History of Credit


I and James B. Greenberg have recently finished a two volume work on the history of western finance titled:                  

2017 Park, Thomas and James B. Greenberg. The Roots of Western Finance. Power, Ethics, and social capital in the ancient world. New York: Rowman and Littlefield. 2017/8 Greenberg, James B.  and Thomas K. Park. Hidden interests in credit and finance: power, ethics, and social capital across the last millennium. New York: Rowman and Littlefield.

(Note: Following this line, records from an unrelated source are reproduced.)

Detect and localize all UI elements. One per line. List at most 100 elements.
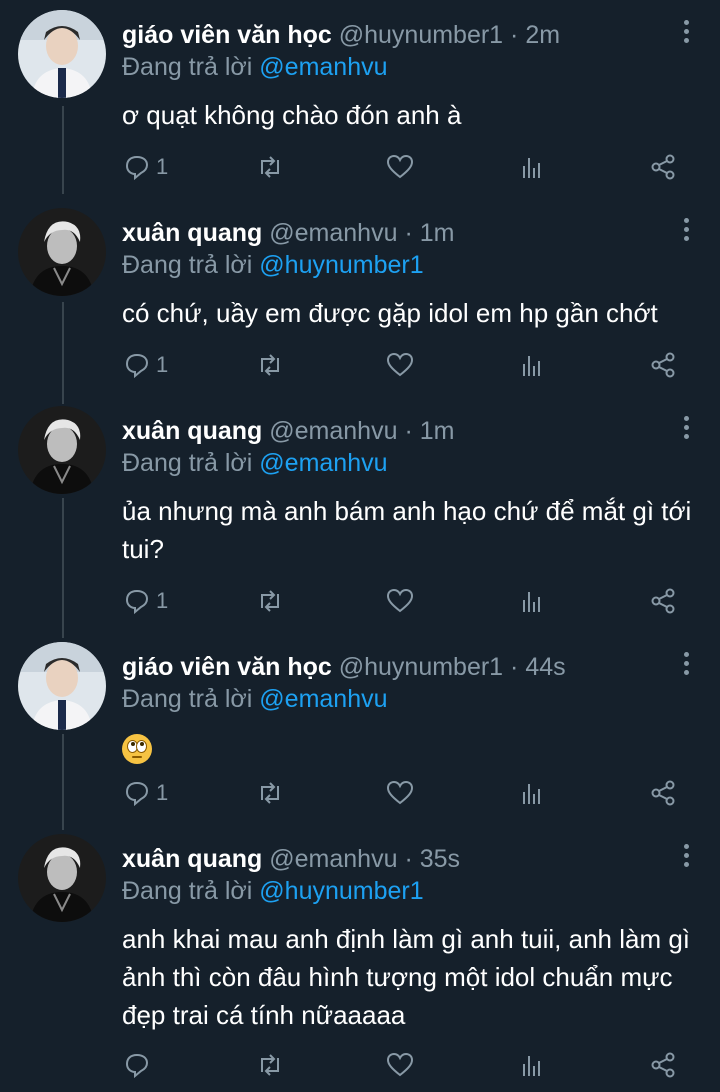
user-handle[interactable]: @huynumber1 xyxy=(339,21,503,49)
share-icon xyxy=(651,352,675,378)
more-options-icon[interactable] xyxy=(682,652,692,678)
heart-icon xyxy=(386,1052,414,1077)
tweet-text: anh khai mau anh định làm gì anh tuii, a… xyxy=(122,924,691,1030)
display-name[interactable]: giáo viên văn học xyxy=(122,21,332,49)
avatar-dark-photo-icon xyxy=(18,208,106,296)
timestamp[interactable]: 35s xyxy=(420,845,460,873)
reply-button[interactable]: 1 xyxy=(124,350,168,380)
reply-icon xyxy=(125,353,149,378)
avatar-light-photo-icon xyxy=(18,642,106,730)
share-button[interactable] xyxy=(650,586,676,616)
retweet-icon xyxy=(261,1054,279,1076)
avatar[interactable] xyxy=(18,406,106,494)
display-name[interactable]: xuân quang xyxy=(122,417,262,445)
reply-icon xyxy=(125,1053,149,1078)
more-options-icon[interactable] xyxy=(682,218,692,244)
replying-to-label: Đang trả lời xyxy=(122,877,253,905)
retweet-button[interactable] xyxy=(256,152,284,182)
display-name[interactable]: xuân quang xyxy=(122,219,262,247)
tweet[interactable]: xuân quang @emanhvu · 1m Đang trả lời @h… xyxy=(0,208,720,398)
share-icon xyxy=(651,588,675,614)
replying-to-label: Đang trả lời xyxy=(122,685,253,713)
separator-dot: · xyxy=(510,653,519,681)
analytics-button[interactable] xyxy=(520,152,544,182)
tweet[interactable]: giáo viên văn học @huynumber1 · 2m Đang … xyxy=(0,10,720,200)
user-handle[interactable]: @huynumber1 xyxy=(339,653,503,681)
like-button[interactable] xyxy=(386,350,414,380)
heart-icon xyxy=(386,780,414,805)
reply-count: 1 xyxy=(156,154,169,179)
action-bar xyxy=(122,1050,682,1080)
action-bar: 1 xyxy=(122,778,682,808)
replying-to-line: Đang trả lời @huynumber1 xyxy=(122,876,424,906)
user-handle[interactable]: @emanhvu xyxy=(269,417,397,445)
reply-icon xyxy=(125,155,149,180)
tweet-text: ơ quạt không chào đón anh à xyxy=(122,100,462,130)
avatar[interactable] xyxy=(18,208,106,296)
reply-to-mention[interactable]: @huynumber1 xyxy=(259,251,423,279)
retweet-icon xyxy=(261,782,279,804)
reply-to-mention[interactable]: @huynumber1 xyxy=(259,877,423,905)
avatar[interactable] xyxy=(18,834,106,922)
retweet-icon xyxy=(261,156,279,178)
timestamp[interactable]: 44s xyxy=(525,653,565,681)
more-options-icon[interactable] xyxy=(682,844,692,870)
retweet-icon xyxy=(261,590,279,612)
timestamp[interactable]: 1m xyxy=(420,219,455,247)
analytics-icon xyxy=(523,592,540,612)
analytics-button[interactable] xyxy=(520,586,544,616)
retweet-button[interactable] xyxy=(256,1050,284,1080)
share-icon xyxy=(651,154,675,180)
tweet-header: xuân quang @emanhvu · 1m xyxy=(122,416,660,446)
analytics-button[interactable] xyxy=(520,350,544,380)
like-button[interactable] xyxy=(386,586,414,616)
share-icon xyxy=(651,1052,675,1078)
timestamp[interactable]: 2m xyxy=(525,21,560,49)
display-name[interactable]: xuân quang xyxy=(122,845,262,873)
user-handle[interactable]: @emanhvu xyxy=(269,845,397,873)
share-icon xyxy=(651,780,675,806)
reply-button[interactable] xyxy=(124,1050,156,1080)
replying-to-label: Đang trả lời xyxy=(122,251,253,279)
separator-dot: · xyxy=(510,21,519,49)
reply-to-mention[interactable]: @emanhvu xyxy=(259,449,387,477)
replying-to-line: Đang trả lời @emanhvu xyxy=(122,448,388,478)
replying-to-line: Đang trả lời @huynumber1 xyxy=(122,250,424,280)
retweet-button[interactable] xyxy=(256,350,284,380)
avatar[interactable] xyxy=(18,10,106,98)
reply-to-mention[interactable]: @emanhvu xyxy=(259,685,387,713)
reply-button[interactable]: 1 xyxy=(124,152,168,182)
replying-to-label: Đang trả lời xyxy=(122,53,253,81)
timestamp[interactable]: 1m xyxy=(420,417,455,445)
like-button[interactable] xyxy=(386,1050,414,1080)
more-options-icon[interactable] xyxy=(682,20,692,46)
share-button[interactable] xyxy=(650,350,676,380)
retweet-button[interactable] xyxy=(256,586,284,616)
tweet[interactable]: xuân quang @emanhvu · 35s Đang trả lời @… xyxy=(0,834,720,1092)
reply-to-mention[interactable]: @emanhvu xyxy=(259,53,387,81)
like-button[interactable] xyxy=(386,152,414,182)
more-options-icon[interactable] xyxy=(682,416,692,442)
heart-icon xyxy=(386,154,414,179)
tweet[interactable]: xuân quang @emanhvu · 1m Đang trả lời @e… xyxy=(0,406,720,634)
tweet[interactable]: giáo viên văn học @huynumber1 · 44s Đang… xyxy=(0,642,720,832)
share-button[interactable] xyxy=(650,1050,676,1080)
tweet-header: giáo viên văn học @huynumber1 · 44s xyxy=(122,652,660,682)
display-name[interactable]: giáo viên văn học xyxy=(122,653,332,681)
analytics-button[interactable] xyxy=(520,778,544,808)
analytics-button[interactable] xyxy=(520,1050,544,1080)
avatar-light-photo-icon xyxy=(18,10,106,98)
share-button[interactable] xyxy=(650,152,676,182)
replying-to-label: Đang trả lời xyxy=(122,449,253,477)
reply-button[interactable]: 1 xyxy=(124,586,168,616)
retweet-button[interactable] xyxy=(256,778,284,808)
avatar[interactable] xyxy=(18,642,106,730)
reply-button[interactable]: 1 xyxy=(124,778,168,808)
reply-icon xyxy=(125,781,149,806)
tweet-header: xuân quang @emanhvu · 1m xyxy=(122,218,660,248)
reply-count: 1 xyxy=(156,352,169,377)
action-bar: 1 xyxy=(122,586,682,616)
share-button[interactable] xyxy=(650,778,676,808)
user-handle[interactable]: @emanhvu xyxy=(269,219,397,247)
like-button[interactable] xyxy=(386,778,414,808)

The work focuses on the Mediterranean culture writ large - from the fertile crescent to the modern world with an historical coverage beginning in Ancient Mesopotamia and Egypt and ending with the 2008 global credit crisis. The argument uses a broad sociological and multicultural analysis to suggest that finance ineluctably involves inequalities not equalities and that ethics and transparencies are inesacapable social obligations that are only obscured by modern economic theory notions that finance involves an exchange of equal valued goods. Europe has had no monopoly on useful ideas. Classical Islamic finance introduced many ideas that could benefit modern finance  includng a clear headed understanding of the benefits of financial transparency. Scholastic thought also added many valuable ethical considerations that could yet be used to improve modern financial systems. We further argue for a tensor theory of finance to push analysis toward a coherent understanding of the financial implications and complex inpacts of finance across the globe. The first book appeared in May 2017 and the second, incorporating an overall theoretical conclusion to the two books,  is to appear either late Fall 2017 or early in 2018 (it is currently, August 2017, being copyedited and prepared for adding page numbers to the index).